Support from others can make all the difference.
Maybe you’ve tried more than once to lose weight, or made drastic changes in your diet — no gluten, no carbs, no meat, no sugar. Often we get results in the beginning, but end up back to our old habits.
Join a group, and stick with it for three months, and you’ll improve your chances of staying with your new program, according to a report commissioned by the Community Preventive Services Task Force. If your doctor said you are prediabetic and need to get your blood sugar numbers down to avoid diabetes, you’ll need to lose weight and exercise more. After reviewing 53 studies of 66 programs that offer support for people at risk for diabetes, the Task Force concluded that they boosted weight loss and led to lower blood sugar and better cholesterol markers. Don’t let cost stop you. Half of the participants paid less than $653 to take part in their program. Check at YMCAs, community health centers, or local private gyms.
What doesn’t work? A doctor simply telling somebody to “eat better and exercise,” says Patrick L. Remington, MD, MPH, coauthor of the Task Force’s recommendation statement.
The Centers for Disease Control and Prevention keeps a registry of diet (or diet-and-exercise) programs you can look up by state, as well as a list of virtual or online programs. Both Jenny Craig and Weight Watchers passed muster in one study (the scientists noted that there wasn’t much information about other commercial programs). After 12 months, people in a Jenny Craig program had lost 4.9 percent more than people who had just received education about dieting; Weight Watchers’ participants did about half as well, but still better than those who only received education. In a separate study, the same team found that participants in Jenny Craig were able to bring down their blood sugar slightly more than people who only received education.
If your goal is losing weight, evidence strongly suggests that more intensive programs work best — look for lots of contact with other dieters and supporters.

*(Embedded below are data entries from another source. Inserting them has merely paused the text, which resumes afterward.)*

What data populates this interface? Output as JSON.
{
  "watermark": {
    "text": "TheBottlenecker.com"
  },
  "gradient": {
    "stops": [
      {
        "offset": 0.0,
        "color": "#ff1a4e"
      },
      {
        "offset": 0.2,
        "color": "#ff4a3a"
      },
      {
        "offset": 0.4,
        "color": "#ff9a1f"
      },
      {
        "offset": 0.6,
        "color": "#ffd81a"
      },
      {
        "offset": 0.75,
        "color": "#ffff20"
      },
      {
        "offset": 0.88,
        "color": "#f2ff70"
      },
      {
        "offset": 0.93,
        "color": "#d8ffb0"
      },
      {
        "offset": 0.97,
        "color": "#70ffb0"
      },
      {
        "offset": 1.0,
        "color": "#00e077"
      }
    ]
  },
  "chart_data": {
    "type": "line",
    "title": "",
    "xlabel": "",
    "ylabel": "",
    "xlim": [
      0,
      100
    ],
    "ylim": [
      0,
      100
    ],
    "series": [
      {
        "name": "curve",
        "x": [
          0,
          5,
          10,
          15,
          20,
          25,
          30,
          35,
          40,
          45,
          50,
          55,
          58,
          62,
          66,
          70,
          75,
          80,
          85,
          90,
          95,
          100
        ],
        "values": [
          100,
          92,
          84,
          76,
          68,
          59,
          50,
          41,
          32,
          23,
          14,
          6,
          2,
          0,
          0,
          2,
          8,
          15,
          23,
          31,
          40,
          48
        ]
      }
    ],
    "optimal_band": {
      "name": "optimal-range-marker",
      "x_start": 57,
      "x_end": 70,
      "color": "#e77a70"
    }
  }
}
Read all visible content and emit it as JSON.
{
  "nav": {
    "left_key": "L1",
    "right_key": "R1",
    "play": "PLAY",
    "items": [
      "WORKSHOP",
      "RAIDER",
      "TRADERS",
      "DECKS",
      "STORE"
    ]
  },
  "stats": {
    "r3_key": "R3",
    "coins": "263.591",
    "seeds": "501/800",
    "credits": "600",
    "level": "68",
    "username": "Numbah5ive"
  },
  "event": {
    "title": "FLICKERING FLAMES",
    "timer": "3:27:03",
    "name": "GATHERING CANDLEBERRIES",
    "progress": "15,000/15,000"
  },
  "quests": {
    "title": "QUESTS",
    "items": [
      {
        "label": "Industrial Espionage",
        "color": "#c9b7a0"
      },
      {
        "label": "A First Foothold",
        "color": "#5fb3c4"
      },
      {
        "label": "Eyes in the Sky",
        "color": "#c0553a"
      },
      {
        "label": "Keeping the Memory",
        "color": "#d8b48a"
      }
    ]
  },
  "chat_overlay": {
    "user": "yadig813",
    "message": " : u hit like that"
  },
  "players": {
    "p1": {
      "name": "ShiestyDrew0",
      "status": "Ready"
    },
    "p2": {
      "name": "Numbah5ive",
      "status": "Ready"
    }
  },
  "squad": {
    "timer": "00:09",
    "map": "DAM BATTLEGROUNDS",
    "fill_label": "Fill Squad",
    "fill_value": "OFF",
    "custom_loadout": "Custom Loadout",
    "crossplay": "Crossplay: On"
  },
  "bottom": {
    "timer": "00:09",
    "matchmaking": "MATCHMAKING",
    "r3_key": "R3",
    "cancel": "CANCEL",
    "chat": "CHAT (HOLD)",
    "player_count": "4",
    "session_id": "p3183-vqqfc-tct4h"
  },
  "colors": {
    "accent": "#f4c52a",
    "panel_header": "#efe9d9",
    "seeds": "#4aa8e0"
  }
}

If your primary goal is to avoid diabetes, you may need less contact with the group, but your program should last at least a year.
One of the most rigorous programs has had the most success. Launched in 1970 by a formerly obese person and an obesity researcher, the Trevose Behavior Modification Program is available near Philadelphia and in central New Jersey. Run by volunteers, it works like other programs — you meet for weigh-ins, discussions about your eating habits, and support. The critical difference may be tough rules. During a trial period, you must attend all the weekly meetings, and lose 15 percent of all the weight you intend to lose during that time. After that, you can miss a meeting only with two weeks’ notice. You must also meet attendance and weight loss goals over the next four months, or get kicked out.
Sound like the Marines? In one study, participants lost an average of 19 percent of their body weight in two years — much better than the 7 to 10 percent typical for participants in weight-control groups. However, about half of the enrollees were gone by then. After five years, the people who had stuck out two years were on average still down 17 percent from their initial weight. The program also has built-in features to get graduates back on track when they‘re regaining. Interestingly, many of the participants still have episodes of binging, but meet the weight-loss goal anyway, researchers found.
You’ll hear lots of debate about whether low-fat or low-carb diets work best. The short answer: Pick an approach that you can stick to. An overview of 48 randomized trials (including 7,286 participants in all), concluded that either type of diet led to a loss of nearly 18 pounds, on average, over six months, and people typically had regained 2 to 5 pounds by the end of the year.
If you’d rather not try a formal group, line up support from friends and family. It’s much harder to diet when your home is full of temptations.